Right at the Centre: Anuradha SenGupta
by Aparajita Krishna February 2 2021, 12:00 am Estimated Reading Time: 18 mins, 24 secsAnuradha SenGupta’s introduction of herself as a professional, best summarizes her writes Aparajita Krishna
“I am essentially an editor - a broadcast journalist who specializes in creating long form, feature and current affairs programs on news television. I am a showrunner/producer at heart. But my interview shows have stolen the spotlight and over the years my role on-camera as the anchor-interviewer has overshadowed the rest.”

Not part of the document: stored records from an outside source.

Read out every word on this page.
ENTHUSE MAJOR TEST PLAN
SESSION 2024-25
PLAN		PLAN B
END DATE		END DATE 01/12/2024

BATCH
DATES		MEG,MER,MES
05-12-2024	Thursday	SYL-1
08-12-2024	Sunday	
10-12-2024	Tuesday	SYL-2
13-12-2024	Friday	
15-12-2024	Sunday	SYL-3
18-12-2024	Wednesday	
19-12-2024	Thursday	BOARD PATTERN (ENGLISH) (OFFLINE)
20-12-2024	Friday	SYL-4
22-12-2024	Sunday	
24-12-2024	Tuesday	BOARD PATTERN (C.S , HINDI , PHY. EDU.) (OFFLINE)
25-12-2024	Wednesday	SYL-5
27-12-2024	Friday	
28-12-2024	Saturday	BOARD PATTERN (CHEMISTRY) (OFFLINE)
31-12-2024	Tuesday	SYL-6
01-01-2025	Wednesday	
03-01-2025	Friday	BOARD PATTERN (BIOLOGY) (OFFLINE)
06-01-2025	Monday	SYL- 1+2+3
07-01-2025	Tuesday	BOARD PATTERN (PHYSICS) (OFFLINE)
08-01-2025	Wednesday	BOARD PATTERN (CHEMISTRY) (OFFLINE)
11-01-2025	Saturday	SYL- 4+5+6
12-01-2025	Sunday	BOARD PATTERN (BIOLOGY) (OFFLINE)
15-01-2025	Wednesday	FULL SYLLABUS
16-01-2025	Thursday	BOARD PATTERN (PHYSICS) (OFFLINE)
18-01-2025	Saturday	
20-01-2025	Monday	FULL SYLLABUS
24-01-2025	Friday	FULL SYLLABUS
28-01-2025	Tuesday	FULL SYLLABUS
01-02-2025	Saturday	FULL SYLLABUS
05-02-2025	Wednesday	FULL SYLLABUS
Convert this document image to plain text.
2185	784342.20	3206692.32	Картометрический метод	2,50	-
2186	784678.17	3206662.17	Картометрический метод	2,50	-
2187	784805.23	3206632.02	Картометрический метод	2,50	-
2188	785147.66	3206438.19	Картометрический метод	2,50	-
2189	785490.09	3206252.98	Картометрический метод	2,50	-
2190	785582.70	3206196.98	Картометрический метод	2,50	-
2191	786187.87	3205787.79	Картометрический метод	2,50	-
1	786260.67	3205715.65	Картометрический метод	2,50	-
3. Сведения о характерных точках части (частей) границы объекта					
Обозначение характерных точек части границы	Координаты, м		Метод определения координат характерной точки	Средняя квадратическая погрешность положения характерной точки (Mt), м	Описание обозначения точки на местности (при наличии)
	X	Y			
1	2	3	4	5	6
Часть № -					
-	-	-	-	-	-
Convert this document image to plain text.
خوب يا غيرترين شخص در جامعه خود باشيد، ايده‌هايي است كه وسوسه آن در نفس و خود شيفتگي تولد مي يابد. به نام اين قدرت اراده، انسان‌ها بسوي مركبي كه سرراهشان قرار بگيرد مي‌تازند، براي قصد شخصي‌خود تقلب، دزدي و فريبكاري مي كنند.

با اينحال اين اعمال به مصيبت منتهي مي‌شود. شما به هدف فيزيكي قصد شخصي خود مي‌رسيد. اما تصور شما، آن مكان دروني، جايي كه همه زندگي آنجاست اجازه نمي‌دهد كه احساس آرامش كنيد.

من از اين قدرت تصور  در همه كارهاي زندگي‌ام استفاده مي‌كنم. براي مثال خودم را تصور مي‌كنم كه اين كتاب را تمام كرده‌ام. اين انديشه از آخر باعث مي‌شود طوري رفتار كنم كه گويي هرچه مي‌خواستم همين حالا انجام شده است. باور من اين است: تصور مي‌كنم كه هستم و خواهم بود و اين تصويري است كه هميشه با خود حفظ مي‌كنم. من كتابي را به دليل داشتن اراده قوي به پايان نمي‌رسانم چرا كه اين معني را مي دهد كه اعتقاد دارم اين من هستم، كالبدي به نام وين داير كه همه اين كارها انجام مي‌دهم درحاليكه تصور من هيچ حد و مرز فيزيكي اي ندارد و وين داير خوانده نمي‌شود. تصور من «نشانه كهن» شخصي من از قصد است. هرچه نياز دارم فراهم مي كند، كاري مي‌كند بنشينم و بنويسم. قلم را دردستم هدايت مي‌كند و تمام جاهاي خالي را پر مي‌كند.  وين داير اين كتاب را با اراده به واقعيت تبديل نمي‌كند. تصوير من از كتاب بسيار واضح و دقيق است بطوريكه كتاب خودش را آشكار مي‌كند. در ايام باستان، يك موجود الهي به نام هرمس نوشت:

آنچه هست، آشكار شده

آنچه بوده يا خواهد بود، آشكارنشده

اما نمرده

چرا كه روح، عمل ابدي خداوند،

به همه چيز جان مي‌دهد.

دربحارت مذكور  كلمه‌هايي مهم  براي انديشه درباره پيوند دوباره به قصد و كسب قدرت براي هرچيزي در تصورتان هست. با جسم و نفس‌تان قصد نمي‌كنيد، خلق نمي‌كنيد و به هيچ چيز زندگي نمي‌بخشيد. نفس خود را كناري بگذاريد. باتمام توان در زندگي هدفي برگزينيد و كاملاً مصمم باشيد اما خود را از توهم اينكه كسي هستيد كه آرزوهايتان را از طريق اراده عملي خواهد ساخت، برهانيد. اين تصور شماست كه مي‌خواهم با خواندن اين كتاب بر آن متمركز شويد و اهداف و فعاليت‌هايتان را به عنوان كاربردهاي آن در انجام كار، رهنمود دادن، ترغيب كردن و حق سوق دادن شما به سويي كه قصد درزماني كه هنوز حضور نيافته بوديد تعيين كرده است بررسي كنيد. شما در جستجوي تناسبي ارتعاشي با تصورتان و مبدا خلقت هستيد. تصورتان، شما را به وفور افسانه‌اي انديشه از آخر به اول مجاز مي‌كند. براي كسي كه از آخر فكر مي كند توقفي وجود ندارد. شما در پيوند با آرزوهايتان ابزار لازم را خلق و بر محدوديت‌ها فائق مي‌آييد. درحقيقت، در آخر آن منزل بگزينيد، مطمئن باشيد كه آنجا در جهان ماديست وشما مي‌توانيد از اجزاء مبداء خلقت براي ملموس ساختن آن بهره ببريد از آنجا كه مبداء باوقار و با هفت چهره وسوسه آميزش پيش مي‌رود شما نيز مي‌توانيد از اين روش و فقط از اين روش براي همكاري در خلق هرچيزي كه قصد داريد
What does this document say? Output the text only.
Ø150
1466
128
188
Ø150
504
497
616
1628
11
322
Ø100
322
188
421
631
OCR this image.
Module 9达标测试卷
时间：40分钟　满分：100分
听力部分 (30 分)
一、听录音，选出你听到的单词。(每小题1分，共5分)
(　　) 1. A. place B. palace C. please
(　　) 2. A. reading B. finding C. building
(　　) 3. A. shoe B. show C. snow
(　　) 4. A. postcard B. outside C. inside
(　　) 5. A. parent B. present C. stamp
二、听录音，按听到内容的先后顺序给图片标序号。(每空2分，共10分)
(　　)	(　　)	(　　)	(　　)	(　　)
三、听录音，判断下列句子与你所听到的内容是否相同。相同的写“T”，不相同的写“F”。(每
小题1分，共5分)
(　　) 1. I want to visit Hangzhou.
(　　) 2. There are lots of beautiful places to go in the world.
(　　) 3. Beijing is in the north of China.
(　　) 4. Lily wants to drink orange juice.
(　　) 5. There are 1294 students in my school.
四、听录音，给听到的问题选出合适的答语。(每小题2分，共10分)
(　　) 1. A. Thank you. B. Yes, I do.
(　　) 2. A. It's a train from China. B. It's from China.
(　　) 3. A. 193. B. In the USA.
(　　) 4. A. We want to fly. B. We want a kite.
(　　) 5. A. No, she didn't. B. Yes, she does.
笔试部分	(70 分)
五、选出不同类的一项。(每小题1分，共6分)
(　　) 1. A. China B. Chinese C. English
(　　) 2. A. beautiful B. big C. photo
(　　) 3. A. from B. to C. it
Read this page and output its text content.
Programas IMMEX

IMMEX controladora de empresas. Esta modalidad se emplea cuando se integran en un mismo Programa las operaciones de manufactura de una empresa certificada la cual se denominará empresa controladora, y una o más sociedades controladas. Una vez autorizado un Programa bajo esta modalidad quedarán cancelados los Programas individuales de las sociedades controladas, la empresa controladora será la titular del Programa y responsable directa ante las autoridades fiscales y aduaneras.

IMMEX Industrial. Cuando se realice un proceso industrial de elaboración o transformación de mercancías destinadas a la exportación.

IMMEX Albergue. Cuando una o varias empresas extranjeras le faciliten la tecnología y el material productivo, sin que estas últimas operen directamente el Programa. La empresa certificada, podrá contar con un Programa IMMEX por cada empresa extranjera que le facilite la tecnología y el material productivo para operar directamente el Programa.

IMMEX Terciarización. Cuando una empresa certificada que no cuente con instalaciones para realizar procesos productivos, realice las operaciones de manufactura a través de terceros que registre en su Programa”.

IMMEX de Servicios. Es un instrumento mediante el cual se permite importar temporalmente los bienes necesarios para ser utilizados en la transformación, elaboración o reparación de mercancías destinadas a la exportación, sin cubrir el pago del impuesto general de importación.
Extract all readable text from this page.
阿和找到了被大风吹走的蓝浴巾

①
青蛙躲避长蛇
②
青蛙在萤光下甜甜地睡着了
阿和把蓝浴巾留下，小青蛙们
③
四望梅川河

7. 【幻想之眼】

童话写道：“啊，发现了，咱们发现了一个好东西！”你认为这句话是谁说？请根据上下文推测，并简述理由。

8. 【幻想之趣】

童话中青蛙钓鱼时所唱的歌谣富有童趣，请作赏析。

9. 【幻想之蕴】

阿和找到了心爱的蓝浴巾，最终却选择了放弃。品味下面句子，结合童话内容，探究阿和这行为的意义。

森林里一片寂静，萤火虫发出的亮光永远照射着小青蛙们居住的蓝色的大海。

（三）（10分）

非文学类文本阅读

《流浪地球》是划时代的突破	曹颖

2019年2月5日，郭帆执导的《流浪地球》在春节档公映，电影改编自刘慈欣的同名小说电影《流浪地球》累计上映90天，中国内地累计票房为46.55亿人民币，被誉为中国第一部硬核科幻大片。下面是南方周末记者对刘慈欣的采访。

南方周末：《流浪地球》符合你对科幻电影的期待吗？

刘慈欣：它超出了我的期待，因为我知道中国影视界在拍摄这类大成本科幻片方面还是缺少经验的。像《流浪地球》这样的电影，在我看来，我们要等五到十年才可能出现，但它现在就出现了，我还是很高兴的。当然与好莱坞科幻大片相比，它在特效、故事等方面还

The role on-camera has given her a fan-following and viewership over the years that sits well and assured. A very reputed television personality, she has created an archive of interviews with people across streams and on issues of relevance. It is everybody’s business to know the business.
On a personal note we have been colleagues of a distant past, but I’m an audience-in-admiration at present. Anuradha’s role on-camera, persona, including the dimple, has an attractiveness that is arresting and blends a pleasantness of demeanor with hard, analytical questions smilingly served.
What is your work profile in the present?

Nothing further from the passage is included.